Он открыл папку с докладами, извлек из нее заявление об уходе — единственный рукописный документ в стопке — и аккуратно разорвал пополам.
— Извините, но сейчас я не могу принять ваше заявление. Лучше всего, конечно, было бы отправить вас отдохнуть на месяцок-другой. В
* * *
Лорд Дагерати вошел в кабинет, как обычно, бесшумно и внезапно — и, конечно, успел заметить, как Женька поспешно соскочил со стола.
— Белль Канто, — брезгливо поморщился герцог. — Опять протирал своей задницей мой стол?
— Простите, ваша светлость, — повинился Женька, склоняясь в положенном по этикету поклоне. — Привычка.
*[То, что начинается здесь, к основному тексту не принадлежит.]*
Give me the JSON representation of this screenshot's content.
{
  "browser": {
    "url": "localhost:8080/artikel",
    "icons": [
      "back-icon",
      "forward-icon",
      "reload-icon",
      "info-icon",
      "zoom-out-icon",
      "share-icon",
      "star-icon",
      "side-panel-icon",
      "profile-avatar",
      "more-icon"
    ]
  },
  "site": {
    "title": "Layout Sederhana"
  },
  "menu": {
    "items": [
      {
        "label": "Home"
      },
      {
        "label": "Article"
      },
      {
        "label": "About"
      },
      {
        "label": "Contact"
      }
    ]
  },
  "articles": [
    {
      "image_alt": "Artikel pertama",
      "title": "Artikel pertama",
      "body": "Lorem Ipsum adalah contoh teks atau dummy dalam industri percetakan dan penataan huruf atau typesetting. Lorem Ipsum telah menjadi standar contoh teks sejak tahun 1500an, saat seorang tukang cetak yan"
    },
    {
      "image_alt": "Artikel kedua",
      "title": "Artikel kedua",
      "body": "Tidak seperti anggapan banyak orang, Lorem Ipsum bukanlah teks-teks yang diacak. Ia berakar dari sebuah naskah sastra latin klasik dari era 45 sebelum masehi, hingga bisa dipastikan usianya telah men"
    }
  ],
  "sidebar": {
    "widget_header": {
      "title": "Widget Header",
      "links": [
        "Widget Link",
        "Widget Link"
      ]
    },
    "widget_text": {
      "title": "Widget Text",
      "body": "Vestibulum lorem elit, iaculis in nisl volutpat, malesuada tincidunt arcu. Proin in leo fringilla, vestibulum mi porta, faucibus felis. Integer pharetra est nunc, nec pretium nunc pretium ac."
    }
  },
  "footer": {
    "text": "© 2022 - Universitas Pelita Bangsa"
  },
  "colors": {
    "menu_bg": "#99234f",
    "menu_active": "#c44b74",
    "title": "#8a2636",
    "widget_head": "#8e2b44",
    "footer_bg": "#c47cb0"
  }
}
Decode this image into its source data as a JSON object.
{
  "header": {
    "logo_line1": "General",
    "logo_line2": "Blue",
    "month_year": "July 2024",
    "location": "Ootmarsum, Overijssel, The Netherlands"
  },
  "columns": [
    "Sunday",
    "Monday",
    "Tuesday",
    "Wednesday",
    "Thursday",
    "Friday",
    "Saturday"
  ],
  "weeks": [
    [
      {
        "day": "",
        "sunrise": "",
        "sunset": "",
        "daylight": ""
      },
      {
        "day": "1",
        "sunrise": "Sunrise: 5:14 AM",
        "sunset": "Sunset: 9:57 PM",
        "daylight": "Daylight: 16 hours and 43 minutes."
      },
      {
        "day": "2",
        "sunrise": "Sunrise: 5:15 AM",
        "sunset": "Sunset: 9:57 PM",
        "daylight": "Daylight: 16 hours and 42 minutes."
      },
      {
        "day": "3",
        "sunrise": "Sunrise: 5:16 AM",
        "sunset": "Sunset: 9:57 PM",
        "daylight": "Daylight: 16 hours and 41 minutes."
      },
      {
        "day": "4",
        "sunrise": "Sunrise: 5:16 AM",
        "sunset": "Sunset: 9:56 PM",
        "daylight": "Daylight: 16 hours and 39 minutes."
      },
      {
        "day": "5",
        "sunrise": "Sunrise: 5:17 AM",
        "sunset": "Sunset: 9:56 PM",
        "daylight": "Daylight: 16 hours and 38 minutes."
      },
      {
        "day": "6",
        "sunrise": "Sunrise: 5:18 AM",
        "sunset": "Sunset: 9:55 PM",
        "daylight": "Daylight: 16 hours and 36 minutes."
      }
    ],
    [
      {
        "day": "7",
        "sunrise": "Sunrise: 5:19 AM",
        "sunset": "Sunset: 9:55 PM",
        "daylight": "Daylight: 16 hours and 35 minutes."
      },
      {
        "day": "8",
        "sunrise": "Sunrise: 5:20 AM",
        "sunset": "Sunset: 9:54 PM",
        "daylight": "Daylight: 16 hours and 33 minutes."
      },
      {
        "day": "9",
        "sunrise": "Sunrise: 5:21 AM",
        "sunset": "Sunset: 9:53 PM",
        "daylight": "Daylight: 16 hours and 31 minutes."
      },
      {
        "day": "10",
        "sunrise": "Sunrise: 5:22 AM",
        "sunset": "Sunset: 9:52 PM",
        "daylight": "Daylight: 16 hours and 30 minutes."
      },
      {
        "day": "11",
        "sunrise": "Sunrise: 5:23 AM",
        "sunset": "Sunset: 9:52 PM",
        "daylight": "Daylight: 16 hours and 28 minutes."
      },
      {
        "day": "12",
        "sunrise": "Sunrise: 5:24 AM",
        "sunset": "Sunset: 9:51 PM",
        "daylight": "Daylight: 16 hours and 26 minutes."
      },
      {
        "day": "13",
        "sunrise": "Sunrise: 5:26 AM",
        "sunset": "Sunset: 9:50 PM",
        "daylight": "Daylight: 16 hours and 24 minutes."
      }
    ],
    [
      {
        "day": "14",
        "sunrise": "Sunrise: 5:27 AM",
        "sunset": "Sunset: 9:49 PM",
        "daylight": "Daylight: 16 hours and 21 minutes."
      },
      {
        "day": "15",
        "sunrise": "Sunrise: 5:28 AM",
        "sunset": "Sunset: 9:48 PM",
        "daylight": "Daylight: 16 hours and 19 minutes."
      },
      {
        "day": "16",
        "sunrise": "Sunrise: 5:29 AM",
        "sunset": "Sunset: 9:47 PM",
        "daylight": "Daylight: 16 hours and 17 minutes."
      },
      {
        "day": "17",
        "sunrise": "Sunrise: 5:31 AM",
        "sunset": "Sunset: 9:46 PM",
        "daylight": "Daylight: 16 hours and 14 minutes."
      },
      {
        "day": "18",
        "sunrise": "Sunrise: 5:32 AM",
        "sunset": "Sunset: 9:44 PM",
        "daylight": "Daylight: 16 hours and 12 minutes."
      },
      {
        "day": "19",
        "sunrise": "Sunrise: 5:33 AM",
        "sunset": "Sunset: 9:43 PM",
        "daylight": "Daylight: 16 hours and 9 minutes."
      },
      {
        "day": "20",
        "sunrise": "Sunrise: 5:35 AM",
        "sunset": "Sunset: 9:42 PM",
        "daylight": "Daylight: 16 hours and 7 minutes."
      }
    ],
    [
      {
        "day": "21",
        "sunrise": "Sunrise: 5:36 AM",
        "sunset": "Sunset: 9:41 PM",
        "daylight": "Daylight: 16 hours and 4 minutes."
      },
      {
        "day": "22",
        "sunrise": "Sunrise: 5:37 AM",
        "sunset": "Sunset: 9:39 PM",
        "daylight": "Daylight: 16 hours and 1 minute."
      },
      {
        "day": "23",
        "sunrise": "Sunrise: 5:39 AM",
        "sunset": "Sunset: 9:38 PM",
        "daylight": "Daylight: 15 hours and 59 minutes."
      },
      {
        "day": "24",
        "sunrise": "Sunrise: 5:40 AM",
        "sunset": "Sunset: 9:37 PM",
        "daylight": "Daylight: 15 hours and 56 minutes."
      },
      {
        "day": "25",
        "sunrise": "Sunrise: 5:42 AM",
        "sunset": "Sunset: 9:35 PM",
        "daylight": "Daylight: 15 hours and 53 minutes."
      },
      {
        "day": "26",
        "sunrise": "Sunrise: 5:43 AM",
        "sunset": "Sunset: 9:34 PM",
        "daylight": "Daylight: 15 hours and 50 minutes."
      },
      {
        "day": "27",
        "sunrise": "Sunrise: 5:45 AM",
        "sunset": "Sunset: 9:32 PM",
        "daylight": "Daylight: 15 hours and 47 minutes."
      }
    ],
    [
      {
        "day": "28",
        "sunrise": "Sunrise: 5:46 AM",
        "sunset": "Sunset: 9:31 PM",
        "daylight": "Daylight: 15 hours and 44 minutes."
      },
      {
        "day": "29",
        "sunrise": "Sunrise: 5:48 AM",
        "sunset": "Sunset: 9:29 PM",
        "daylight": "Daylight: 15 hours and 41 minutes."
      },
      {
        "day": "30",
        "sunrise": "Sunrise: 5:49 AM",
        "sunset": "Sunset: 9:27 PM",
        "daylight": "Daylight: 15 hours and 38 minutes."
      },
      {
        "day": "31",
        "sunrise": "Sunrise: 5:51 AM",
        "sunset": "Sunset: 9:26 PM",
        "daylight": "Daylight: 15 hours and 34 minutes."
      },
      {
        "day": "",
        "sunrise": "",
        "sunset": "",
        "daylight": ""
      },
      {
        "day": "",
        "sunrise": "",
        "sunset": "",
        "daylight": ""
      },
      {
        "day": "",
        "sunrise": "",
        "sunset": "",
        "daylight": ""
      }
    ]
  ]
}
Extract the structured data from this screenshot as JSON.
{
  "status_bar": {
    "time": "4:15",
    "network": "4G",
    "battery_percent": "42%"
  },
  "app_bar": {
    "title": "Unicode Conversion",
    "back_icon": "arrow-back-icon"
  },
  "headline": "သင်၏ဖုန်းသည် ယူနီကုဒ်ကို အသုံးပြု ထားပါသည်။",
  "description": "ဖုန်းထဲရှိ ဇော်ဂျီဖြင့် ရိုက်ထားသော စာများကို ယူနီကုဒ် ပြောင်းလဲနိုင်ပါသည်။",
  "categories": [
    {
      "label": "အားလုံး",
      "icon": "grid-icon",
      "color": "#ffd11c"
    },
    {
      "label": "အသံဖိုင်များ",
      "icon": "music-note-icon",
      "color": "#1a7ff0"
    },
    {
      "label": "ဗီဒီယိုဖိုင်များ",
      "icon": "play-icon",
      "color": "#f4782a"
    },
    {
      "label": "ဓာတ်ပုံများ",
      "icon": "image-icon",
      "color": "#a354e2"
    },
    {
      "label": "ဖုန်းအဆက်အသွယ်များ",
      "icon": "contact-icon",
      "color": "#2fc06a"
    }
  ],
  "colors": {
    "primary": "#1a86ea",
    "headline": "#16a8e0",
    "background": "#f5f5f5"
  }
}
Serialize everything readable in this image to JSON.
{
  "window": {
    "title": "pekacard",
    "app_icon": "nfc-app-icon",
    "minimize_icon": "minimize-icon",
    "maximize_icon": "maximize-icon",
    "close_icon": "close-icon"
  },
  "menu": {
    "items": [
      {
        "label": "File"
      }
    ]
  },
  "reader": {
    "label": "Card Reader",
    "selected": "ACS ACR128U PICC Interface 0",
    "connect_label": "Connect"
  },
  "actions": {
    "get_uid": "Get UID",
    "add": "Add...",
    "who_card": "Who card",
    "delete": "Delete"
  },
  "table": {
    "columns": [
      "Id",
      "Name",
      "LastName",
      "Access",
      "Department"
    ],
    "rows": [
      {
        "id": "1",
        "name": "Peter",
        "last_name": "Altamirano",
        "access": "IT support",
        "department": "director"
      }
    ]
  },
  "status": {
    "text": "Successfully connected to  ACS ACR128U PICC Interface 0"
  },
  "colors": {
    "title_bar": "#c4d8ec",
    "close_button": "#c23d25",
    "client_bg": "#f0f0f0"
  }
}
А разве это ваш стол? Я думал, это кабинет для допросов.
— Это мой личный кабинет для допросов. И мне не нравится, что каждый нахал чувствует себя здесь, как дома. Нечего мне тут лучезарно улыбаться! Лучше бы Веронике поулыбался, у нее с утра глаза на мокром месте.
— Я тут ни при чем! — торопливо заверил Женя. — Это она к Юльке заходила. А зачем вы так рано пришли? До встречи еще пятнадцать минут.
— Поговорить надо, — коротко пояснил глава Канцелярии. — Сядь, белль Канто, не торчи столбом.
Женька послушно опустился на стул. Сидеть было неудобно. Он хотел развернуть стул спинкой вперед — еще одна любимая поза, — но покосился на сурово поджатые губы герцога и передумал. Комфорт комфортом, а сильных мира сего без надобности злить не стоит.
— Сдается мне, белль Канто, что ты соврал и на самом деле прекрасно знаешь, о чем пойдет речь на встрече с Милославским.